The festival begins on Friday, Sept. 3 and runs through Monday, Sept. 6.
It was originally scheduled to be in-person this year, but organizers decided to switch to the virtual format based on mitigating factors, including construction at Hart Plaza and requiring proof of COVID test results or vaccinations.
“This is a winning solution that preserves the legacy of the Detroit Jazz Festival while bringing amazing performances into a virtual format,” says Chris Collins, Detroit Jazz Festival Foundation president and artistic director, in a press release. “We’re thankful for our sponsors, donors and patrons for their support which enables us to once again provide a jazz festival that is safe, live and free for everyone. Also, a special thank you to the city of Detroit for the great improvements happening at Hart Plaza which will make the 2022 Detroit Jazz Festival even better along with many other events held at this venue.”

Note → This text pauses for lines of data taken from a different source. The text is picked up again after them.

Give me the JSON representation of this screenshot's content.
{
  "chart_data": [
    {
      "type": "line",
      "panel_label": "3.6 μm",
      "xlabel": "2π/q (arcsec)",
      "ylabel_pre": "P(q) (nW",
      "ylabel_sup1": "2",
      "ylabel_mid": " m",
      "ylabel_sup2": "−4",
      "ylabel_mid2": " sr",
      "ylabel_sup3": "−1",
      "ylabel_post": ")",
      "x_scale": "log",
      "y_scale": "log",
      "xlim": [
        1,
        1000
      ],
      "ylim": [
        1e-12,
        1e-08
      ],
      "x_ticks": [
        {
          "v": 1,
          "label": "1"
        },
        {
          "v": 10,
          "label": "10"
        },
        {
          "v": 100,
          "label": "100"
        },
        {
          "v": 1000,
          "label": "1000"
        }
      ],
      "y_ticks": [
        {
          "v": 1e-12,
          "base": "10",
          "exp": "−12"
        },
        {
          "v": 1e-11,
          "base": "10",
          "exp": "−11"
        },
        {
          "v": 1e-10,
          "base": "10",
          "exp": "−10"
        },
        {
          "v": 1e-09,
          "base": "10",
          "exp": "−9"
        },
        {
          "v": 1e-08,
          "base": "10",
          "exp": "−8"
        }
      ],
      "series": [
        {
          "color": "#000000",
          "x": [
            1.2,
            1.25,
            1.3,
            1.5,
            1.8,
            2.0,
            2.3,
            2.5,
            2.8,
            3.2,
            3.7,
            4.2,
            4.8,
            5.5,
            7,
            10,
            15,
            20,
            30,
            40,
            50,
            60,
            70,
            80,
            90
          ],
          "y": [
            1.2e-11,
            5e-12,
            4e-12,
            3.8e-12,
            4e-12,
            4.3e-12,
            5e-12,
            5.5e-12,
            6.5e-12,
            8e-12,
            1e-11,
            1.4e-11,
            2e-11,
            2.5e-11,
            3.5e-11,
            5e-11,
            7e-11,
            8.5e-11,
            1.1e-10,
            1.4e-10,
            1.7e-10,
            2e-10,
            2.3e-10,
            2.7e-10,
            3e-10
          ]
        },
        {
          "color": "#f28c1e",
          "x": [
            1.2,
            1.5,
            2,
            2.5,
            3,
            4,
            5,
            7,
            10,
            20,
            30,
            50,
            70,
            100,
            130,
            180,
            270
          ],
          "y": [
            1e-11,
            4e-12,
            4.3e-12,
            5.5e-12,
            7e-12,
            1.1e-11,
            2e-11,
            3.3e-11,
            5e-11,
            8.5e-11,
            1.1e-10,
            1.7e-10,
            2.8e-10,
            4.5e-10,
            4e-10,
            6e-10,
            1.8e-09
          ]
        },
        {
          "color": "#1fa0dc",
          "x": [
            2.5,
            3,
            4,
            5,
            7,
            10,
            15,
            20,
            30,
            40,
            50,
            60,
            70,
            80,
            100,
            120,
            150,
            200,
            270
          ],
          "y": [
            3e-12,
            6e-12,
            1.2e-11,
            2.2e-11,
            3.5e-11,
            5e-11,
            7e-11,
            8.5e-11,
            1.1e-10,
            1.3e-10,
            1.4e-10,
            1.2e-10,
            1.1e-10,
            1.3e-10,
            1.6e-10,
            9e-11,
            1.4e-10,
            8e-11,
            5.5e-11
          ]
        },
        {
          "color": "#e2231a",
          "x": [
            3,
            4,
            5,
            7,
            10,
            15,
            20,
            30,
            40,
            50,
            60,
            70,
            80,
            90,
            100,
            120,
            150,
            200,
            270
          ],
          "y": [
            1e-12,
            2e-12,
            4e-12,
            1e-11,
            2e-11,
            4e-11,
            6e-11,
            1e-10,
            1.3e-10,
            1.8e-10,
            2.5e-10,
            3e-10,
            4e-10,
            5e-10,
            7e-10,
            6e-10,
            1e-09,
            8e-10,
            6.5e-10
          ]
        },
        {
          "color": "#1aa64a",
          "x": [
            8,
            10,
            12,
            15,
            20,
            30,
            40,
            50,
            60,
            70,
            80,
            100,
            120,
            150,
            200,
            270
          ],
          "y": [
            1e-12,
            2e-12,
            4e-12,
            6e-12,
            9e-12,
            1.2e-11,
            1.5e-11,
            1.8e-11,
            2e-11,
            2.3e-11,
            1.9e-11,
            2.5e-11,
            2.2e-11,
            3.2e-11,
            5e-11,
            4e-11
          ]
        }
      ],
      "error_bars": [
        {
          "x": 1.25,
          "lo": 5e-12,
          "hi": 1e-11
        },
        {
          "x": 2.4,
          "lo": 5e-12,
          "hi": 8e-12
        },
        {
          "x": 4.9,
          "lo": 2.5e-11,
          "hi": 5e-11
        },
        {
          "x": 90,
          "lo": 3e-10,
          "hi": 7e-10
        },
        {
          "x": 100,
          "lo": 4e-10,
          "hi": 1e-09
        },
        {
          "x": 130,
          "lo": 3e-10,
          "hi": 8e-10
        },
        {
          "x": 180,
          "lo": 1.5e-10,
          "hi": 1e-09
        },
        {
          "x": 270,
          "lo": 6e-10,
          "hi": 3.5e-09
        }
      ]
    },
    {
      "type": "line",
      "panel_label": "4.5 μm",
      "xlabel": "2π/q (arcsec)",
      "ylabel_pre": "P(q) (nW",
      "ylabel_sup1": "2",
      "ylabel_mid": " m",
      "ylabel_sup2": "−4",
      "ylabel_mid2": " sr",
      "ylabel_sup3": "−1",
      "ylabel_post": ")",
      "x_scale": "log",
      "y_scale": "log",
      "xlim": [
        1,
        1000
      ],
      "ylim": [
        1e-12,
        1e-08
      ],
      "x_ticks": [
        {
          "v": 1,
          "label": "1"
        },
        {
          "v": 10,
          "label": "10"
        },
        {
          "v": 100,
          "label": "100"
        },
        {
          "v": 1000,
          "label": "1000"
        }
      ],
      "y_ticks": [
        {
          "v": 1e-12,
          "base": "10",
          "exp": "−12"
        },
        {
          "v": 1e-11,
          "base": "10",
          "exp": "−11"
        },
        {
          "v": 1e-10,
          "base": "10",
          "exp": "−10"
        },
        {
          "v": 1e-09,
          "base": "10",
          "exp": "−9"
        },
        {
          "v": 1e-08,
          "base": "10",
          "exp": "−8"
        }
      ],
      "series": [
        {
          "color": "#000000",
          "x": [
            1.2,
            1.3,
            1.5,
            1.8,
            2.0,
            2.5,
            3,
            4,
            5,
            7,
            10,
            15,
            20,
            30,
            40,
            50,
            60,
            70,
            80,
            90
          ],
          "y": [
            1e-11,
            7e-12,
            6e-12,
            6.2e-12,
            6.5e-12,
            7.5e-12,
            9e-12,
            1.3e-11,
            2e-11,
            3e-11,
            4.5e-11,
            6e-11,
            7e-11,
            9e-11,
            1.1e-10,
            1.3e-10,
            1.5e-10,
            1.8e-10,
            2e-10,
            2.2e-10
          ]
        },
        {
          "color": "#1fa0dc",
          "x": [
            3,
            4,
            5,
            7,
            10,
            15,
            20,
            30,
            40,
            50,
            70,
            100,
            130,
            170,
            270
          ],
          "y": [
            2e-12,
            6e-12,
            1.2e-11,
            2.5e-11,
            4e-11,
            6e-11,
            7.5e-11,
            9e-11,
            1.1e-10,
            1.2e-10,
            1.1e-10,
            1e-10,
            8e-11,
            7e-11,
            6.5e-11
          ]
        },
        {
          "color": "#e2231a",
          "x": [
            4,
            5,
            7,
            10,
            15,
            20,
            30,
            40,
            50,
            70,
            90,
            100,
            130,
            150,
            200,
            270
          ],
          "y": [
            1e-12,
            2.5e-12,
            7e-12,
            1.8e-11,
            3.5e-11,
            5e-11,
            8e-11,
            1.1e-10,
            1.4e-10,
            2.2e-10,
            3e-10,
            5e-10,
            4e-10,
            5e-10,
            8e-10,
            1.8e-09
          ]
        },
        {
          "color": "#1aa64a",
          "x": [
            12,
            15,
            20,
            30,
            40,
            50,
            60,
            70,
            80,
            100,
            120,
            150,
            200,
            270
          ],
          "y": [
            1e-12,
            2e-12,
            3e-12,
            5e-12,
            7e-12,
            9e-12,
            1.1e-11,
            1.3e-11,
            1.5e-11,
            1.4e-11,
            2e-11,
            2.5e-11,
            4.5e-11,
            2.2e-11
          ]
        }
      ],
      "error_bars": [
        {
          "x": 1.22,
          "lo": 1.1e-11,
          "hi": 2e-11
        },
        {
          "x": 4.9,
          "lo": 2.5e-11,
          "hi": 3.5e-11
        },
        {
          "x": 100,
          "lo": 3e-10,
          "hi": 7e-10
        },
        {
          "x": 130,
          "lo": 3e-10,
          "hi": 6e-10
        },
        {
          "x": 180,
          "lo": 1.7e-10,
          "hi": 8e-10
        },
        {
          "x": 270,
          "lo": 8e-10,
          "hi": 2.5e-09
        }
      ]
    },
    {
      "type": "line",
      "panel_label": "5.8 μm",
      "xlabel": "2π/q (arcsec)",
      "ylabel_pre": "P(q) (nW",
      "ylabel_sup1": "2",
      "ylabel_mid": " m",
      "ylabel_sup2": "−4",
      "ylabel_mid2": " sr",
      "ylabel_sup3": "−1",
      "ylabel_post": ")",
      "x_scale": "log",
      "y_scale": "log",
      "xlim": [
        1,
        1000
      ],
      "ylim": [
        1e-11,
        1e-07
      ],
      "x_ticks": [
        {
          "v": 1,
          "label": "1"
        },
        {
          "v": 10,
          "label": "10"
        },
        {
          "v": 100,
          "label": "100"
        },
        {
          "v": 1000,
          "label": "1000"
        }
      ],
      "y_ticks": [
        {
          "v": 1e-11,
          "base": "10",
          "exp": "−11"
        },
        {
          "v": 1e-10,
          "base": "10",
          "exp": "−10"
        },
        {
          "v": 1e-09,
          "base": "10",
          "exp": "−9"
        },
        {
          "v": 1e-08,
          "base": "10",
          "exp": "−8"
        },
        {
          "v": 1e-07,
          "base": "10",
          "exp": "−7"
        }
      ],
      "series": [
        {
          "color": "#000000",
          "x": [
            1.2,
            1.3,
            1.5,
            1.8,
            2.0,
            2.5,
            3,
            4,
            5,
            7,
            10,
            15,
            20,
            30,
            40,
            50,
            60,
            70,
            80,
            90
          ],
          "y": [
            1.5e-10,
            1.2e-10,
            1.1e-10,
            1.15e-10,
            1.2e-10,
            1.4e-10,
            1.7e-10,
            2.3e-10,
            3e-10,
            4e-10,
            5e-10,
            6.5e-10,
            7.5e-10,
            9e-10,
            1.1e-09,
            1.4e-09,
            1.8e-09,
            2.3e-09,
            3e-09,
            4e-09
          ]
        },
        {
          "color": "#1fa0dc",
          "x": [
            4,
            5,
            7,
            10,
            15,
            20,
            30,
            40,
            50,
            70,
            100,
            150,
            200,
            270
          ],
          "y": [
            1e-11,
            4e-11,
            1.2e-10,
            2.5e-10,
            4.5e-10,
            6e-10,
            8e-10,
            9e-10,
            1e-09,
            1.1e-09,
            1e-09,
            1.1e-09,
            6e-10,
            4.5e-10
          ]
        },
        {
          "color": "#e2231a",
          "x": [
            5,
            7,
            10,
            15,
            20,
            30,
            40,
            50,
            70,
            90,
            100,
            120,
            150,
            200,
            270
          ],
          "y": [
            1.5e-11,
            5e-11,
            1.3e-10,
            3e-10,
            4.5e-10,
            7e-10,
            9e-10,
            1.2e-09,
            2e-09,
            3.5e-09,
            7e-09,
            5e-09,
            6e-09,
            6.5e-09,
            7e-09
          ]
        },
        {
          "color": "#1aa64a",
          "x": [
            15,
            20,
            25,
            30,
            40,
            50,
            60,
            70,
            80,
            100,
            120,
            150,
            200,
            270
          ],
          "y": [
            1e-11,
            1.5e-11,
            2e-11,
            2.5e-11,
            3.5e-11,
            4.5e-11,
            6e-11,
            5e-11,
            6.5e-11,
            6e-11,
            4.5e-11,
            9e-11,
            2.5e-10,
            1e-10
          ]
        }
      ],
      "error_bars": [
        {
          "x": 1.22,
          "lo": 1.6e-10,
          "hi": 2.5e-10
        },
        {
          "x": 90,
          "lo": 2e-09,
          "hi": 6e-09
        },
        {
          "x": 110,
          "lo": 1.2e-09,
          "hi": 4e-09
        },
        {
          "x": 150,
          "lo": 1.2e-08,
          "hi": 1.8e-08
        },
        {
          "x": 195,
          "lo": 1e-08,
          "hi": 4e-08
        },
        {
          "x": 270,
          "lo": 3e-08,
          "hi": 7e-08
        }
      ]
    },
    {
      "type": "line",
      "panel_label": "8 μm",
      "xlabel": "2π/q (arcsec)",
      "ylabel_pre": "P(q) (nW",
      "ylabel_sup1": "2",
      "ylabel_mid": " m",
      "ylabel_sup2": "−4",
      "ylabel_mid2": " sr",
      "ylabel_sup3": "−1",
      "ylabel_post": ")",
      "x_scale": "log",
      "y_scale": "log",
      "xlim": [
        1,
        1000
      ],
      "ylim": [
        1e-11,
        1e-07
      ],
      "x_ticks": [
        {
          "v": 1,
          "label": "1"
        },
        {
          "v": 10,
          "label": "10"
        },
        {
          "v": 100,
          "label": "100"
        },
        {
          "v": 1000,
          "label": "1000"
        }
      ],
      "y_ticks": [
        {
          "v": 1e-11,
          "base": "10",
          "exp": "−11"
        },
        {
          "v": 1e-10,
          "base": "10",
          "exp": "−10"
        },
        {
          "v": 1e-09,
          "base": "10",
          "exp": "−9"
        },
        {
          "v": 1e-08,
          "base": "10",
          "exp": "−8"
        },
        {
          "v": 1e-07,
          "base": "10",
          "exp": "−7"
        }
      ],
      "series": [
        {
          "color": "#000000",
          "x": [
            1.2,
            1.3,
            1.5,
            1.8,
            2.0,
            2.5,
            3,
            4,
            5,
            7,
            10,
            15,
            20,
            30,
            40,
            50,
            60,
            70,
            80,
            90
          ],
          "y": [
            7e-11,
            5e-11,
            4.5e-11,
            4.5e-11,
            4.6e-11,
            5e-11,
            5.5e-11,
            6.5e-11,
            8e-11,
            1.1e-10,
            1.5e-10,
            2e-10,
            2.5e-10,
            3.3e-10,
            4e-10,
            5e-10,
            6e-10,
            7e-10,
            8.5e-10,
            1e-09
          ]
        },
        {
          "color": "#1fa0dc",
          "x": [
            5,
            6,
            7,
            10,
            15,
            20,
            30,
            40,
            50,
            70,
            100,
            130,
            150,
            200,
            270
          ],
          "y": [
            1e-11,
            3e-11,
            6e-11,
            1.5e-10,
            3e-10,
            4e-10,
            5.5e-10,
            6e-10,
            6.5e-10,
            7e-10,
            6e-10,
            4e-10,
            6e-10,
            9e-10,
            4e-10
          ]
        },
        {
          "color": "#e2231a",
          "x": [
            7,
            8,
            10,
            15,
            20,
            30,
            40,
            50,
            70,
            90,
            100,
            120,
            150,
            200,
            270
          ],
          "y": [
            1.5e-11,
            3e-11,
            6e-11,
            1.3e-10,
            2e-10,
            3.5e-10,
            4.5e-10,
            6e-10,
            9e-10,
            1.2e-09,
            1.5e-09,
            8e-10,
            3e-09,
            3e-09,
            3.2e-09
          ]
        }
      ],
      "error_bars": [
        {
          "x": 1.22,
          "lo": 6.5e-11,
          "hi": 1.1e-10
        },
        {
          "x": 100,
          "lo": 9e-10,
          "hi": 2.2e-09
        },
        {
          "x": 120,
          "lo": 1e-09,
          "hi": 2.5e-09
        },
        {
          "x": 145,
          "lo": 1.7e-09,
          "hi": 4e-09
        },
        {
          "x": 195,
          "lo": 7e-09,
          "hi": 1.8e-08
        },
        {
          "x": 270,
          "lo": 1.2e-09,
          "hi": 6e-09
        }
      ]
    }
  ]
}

The Festival, which will be held without audiences, will be streamed or broadcasted live and free from indoor sound stages at the Detroit Marriott at the Renaissance Center and closed to the public.
Jazz enthusiasts will be able to view or listen to performances for free in a number of ways including: The Festival’s social media channels and web page; on public radio and television stations; and on the DetroitJazzFest LIVE! app.
This year’s Artist-in-Residence Dee Dee Bridgewater will headline multiple performances during the festival including an opening set with protégé group, the Woodshed Network Ladies, and a closing night performance with her all-female big band. Other highlights include performances from Herbie Hancock, Gregory Porter, Keyon Harrold, Omar Sosa and the Havana-Detroit Jazz Project; Kurt Elling’s The Big Blind featuring Dee Dee Bridgewater: A Jazz Radio Play written by Kurt Elling and Phil Galdston; The Summit: Take 6 Meets the Manhattan Transfer, Monty Alexander HKX, and our world-class Detroit hometown artists.
“We are excited about the work we do to seek out new talent, promote excellence, produce everything jazz and celebrate all of it at the Detroit Jazz Festival on Labor Day weekend in an environment that is safe for everyone,” said Gretchen Valade, chair, Detroit Jazz Festival Foundation Executive Board, in a press release.